Une autre planche du programme de l’ancien vice-président de Barack Obama pourrait avoir des répercussions au Canada : son engagement d’augmenter de 21 à 28 % le taux d’imposition des sociétés américaines – Donald Trump l’avait abaissé de 35 à 21 % dans sa réforme fiscale de 2017, ce qui avait mis de la pression sur le gouvernement Trudeau pour emboîter le pas. « D’une part, évidemment, cela rendrait notre taux d’imposition plus concurrentiel. Mais d’un autre côté, nous brassons tellement d’affaires avec les États-Unis ; la vigueur de leur économie a un énorme impact sur la nôtre. Ce qui ralentirait l’économie aux États-Unis aurait donc des conséquences sur les échanges », analyse le président de la Chambre de commerce du Canada, Perrin Beatty.

Dans la catégorie « affaires classées », il y a cette fois heureusement l’ALENA, renégocié au prix de nombreuses frayeurs et sueurs froides. Mais dans la catégorie « affaires pas tout à fait classées », si Donald Trump reste au 1600, avenue Pennsylvanie, on retrouve le dossier des tarifs sur l’acier et l’aluminium. Si l’administration a renoncé à frapper le Canada d’une surtaxe de 10 % sur l’aluminium en septembre dernier, elle a laissé planer la menace de revenir à la charge si les exportations canadiennes rebondissaient. Dans le camp Biden, on écarte la possibilité de pénaliser le Canada de cette manière – soit en invoquant une question de sécurité nationale.

Environnement et énergie

Le candidat Joe Biden veut dire rebonjour à (l’accord de) Paris, mettre le holà à la vague de déréglementation en matière d’environnement déclenchée par son rival républicain et orchestrer une « révolution d’énergie propre » qui passe notamment par l’annulation du permis autorisant l’oléoduc Keystone XL à traverser la frontière canado-américaine pour acheminer le pétrole albertain jusqu’au golfe du Mexique.
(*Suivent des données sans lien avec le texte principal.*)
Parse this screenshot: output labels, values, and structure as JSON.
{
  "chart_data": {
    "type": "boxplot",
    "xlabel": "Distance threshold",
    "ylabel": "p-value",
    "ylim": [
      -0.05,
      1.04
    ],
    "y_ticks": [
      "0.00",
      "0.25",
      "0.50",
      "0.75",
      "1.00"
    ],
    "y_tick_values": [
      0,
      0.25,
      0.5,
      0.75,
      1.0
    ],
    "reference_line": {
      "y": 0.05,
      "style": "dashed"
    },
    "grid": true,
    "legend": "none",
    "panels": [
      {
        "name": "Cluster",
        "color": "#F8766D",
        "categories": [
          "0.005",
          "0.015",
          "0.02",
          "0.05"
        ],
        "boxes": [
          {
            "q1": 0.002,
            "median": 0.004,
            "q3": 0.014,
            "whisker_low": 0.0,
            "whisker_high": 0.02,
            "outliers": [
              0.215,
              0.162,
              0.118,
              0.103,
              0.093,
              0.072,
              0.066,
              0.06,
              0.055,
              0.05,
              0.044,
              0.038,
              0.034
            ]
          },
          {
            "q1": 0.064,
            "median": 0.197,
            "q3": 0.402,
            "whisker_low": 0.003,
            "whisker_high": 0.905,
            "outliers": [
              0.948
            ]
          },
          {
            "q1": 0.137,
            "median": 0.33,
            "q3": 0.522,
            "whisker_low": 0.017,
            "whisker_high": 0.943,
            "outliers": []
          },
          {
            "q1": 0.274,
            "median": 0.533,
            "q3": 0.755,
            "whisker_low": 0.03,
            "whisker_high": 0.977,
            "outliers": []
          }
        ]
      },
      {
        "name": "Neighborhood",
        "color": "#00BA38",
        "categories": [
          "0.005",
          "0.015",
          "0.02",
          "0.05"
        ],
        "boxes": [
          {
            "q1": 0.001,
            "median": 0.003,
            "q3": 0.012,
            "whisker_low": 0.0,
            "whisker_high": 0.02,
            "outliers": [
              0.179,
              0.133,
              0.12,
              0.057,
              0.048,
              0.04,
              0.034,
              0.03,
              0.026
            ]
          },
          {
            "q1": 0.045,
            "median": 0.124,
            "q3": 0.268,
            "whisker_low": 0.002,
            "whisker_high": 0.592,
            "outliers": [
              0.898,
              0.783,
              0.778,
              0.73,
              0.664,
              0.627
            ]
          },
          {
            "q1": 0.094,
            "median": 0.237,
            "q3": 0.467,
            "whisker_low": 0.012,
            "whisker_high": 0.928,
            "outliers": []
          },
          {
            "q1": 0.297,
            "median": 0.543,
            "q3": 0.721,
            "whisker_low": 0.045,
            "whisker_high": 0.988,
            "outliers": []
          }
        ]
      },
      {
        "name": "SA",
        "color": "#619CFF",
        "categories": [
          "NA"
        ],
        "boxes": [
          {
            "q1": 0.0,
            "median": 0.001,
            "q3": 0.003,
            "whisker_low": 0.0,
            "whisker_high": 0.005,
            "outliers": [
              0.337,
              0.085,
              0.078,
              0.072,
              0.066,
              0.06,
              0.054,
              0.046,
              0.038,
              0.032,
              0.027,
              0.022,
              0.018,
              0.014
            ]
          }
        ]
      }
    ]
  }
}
D’ailleurs, il s’agit sans doute de la raison pour laquelle l’Alberta est la province canadienne où Joe Biden jouit de la cote de popularité la moins élevée (68 % en Alberta contre 84 % à l’échelle nationale), selon un coup de sonde réalisé en septembre dernier par la firme Léger. Bref, entre les deux adversaires, il y a un monde.
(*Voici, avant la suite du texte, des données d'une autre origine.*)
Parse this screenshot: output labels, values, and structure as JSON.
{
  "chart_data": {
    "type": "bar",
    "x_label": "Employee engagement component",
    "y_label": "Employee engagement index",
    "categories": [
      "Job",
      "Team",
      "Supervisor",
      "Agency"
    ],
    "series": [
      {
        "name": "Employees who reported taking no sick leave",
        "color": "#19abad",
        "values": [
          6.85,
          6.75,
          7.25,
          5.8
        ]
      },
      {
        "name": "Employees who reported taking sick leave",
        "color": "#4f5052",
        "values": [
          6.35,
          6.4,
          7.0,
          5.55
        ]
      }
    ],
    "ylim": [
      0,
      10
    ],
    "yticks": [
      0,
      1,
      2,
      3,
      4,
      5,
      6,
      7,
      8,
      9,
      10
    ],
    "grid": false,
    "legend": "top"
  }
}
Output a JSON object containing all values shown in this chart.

« Il n’y a pas de doute que l’arrivée de M. Biden, ça change immédiatement le discours. Il croit à la science, et dans son programme, il est clair qu’il voit un lien entre la reprise économique et la lutte contre les changements climatiques. »

— John Parisella, ancien délégué général du Québec à New York

Et si Donald Trump était réélu ? « La déréglementation qu’il a faite va sûrement se poursuivre. On l’a vu quand il est allé en Californie après les incendies de forêt, il parle beaucoup plus de la gestion des forêts que des changements climatiques », dit cet observateur aguerri de la politique américaine.
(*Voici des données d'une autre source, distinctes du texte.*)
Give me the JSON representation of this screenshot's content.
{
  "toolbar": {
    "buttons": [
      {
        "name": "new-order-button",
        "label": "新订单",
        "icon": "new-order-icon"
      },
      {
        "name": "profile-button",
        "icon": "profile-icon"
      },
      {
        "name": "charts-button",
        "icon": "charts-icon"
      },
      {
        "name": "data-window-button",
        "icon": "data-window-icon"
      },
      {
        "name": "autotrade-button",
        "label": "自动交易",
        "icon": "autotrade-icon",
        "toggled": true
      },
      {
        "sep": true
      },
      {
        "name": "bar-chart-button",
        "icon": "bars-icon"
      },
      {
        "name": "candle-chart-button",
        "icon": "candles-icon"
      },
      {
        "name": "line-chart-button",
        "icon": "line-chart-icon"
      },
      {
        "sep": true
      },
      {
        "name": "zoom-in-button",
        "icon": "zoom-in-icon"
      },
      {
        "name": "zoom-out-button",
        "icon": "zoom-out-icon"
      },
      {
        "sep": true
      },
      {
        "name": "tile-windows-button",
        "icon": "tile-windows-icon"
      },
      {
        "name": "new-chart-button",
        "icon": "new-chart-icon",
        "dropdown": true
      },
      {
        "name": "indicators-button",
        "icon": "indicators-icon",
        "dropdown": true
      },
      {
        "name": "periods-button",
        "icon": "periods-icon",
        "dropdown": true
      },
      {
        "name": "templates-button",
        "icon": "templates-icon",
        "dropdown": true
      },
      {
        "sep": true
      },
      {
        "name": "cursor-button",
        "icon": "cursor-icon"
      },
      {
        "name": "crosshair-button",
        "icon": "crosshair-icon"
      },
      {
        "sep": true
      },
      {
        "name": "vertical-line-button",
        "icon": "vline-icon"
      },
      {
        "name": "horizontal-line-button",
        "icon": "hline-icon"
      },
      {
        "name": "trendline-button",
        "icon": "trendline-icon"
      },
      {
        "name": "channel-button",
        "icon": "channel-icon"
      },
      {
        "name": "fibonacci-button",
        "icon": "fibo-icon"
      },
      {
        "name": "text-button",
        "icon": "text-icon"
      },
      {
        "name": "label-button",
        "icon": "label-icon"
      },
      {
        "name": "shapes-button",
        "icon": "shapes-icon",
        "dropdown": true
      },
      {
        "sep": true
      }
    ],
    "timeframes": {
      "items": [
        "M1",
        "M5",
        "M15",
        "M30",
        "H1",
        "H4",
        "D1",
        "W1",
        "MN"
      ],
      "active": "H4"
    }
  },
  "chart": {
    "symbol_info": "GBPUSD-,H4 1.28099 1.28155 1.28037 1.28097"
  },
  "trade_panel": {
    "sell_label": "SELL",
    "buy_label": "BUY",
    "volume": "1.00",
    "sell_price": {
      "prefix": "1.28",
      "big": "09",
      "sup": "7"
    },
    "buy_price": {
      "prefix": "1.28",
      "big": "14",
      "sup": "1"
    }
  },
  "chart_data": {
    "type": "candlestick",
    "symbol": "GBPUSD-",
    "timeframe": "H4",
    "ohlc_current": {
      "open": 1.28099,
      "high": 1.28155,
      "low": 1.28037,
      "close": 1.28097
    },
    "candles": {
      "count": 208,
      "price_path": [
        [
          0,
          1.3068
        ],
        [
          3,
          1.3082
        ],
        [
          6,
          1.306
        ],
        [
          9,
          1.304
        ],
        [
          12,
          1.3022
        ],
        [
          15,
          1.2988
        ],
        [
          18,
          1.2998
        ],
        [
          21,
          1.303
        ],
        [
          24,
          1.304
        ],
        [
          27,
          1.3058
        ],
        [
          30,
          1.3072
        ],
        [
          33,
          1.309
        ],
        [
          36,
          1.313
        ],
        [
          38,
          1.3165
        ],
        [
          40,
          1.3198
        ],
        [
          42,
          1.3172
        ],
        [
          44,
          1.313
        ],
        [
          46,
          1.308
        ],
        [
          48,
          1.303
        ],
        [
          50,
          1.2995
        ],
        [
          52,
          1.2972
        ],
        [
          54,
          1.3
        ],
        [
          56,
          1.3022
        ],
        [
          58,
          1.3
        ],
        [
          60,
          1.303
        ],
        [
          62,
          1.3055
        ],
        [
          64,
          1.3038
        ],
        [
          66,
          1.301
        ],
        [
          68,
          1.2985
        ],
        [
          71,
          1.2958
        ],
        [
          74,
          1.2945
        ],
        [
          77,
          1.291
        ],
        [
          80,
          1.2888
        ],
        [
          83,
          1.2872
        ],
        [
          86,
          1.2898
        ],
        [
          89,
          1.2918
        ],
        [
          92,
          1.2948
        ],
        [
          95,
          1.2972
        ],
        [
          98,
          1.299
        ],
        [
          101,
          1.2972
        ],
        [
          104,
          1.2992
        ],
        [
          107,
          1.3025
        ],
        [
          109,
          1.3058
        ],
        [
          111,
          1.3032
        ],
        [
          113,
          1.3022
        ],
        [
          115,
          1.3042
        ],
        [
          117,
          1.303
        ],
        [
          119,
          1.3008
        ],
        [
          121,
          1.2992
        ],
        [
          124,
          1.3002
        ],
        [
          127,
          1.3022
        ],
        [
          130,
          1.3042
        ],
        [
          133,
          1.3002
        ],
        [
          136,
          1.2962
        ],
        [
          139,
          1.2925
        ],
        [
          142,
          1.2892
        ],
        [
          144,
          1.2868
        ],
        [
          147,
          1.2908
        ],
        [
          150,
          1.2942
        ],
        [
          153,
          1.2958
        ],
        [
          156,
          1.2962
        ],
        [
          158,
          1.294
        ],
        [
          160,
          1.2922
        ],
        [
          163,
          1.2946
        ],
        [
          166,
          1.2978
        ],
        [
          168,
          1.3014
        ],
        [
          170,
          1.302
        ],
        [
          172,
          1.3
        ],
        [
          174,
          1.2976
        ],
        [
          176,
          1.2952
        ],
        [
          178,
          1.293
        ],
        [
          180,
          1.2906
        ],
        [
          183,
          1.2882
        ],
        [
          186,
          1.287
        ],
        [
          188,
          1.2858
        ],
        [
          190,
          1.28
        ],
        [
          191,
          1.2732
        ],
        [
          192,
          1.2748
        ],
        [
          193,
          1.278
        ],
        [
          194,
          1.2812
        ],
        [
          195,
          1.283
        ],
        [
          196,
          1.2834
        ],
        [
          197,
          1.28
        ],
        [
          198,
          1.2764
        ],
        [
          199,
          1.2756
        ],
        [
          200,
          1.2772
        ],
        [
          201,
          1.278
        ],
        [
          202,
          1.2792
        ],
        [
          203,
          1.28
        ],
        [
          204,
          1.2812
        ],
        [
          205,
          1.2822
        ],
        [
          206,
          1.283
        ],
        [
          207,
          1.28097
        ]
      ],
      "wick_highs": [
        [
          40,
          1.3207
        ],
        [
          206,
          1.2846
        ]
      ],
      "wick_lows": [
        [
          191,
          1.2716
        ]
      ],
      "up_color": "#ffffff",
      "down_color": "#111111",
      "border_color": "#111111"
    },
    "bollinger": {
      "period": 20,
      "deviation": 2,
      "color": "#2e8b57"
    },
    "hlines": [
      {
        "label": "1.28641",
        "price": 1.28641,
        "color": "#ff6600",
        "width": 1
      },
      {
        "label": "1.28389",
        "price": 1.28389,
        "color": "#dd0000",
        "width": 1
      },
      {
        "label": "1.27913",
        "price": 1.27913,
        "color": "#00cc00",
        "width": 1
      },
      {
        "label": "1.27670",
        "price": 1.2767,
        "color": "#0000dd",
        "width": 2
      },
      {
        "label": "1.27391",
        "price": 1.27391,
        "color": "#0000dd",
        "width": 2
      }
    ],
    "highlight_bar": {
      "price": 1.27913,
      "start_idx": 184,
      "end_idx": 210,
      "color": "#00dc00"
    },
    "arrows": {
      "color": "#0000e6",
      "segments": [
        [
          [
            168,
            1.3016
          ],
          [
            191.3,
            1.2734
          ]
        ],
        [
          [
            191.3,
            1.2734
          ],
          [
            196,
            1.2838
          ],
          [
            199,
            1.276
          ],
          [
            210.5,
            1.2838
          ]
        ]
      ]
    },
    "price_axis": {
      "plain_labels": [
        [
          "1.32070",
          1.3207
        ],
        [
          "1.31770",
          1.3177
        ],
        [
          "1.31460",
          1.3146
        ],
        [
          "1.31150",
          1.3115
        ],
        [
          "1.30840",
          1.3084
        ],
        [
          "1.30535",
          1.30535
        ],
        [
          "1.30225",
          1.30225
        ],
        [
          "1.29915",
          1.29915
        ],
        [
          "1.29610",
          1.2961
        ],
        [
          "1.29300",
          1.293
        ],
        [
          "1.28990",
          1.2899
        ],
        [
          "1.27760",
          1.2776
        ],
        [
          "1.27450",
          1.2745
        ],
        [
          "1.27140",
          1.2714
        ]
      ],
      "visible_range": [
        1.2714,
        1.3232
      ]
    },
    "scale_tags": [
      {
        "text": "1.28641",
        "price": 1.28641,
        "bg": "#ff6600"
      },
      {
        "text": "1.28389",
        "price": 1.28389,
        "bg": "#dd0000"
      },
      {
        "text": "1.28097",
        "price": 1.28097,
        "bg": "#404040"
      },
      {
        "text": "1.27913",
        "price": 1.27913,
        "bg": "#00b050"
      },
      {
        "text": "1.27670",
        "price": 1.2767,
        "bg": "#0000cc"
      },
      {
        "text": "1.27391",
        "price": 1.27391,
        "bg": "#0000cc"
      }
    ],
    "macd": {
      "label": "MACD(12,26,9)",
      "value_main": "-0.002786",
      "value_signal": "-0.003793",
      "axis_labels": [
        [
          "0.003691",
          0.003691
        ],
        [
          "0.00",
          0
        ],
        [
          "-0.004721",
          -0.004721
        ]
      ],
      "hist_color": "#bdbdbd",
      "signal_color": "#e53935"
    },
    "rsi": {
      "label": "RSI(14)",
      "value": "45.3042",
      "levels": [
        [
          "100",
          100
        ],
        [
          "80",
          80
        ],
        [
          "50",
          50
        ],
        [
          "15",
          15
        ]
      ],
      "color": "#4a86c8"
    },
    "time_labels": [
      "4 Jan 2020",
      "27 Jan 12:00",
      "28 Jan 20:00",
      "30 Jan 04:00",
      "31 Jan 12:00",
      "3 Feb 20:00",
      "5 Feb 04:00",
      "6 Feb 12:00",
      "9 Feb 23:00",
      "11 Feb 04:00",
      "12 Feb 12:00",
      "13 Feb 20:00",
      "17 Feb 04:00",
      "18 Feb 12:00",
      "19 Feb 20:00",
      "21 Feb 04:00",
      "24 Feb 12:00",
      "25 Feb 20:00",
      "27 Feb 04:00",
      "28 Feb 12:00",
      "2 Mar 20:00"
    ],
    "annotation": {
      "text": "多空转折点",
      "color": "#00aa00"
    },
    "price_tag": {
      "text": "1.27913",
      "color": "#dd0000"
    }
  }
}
Un second mandat du magnat de l’immobilier s’inscrirait en effet dans la continuité en ce qui a trait aux enjeux environnementaux, opine Julie-Pier Nadeau : « On ne s’attend pas à beaucoup de changements. Il a déjà approuvé Keystone XL, les engagements dont il pouvait se retirer, c’est déjà fait. » Avec Joe Biden, qui veut réintégrer l’accord de Paris, le Canada gagnerait « un interlocuteur de plus à la table des négociations », indique la chercheuse. Elle précise en revanche que « même si, à première vue », en constatant qu’il est versé dans les sources d’énergie propre, on pourrait croire que cela « pourrait aider Hydro-Québec dans ses projets d’exportation », dans sa plateforme, il est écrit noir sur blanc « American-made electricity », alors « c’est difficile de le savoir ».

Immigration

Le resserrement des règles migratoires sous Donald Trump – ses valises à peine posées à la Maison-Blanche, il signait un décret qui a inspiré à Justin Trudeau un tweet considéré comme un élément déclencheur de la crise des demandeurs d’asile irréguliers – s’est en quelque sorte avéré payant pour le Canada. Car au fur et à mesure que les États-Unis perdaient de leur attrait aux yeux d’immigrants qualifiés ou d’étudiants internationaux, son voisin du Nord en gagnait.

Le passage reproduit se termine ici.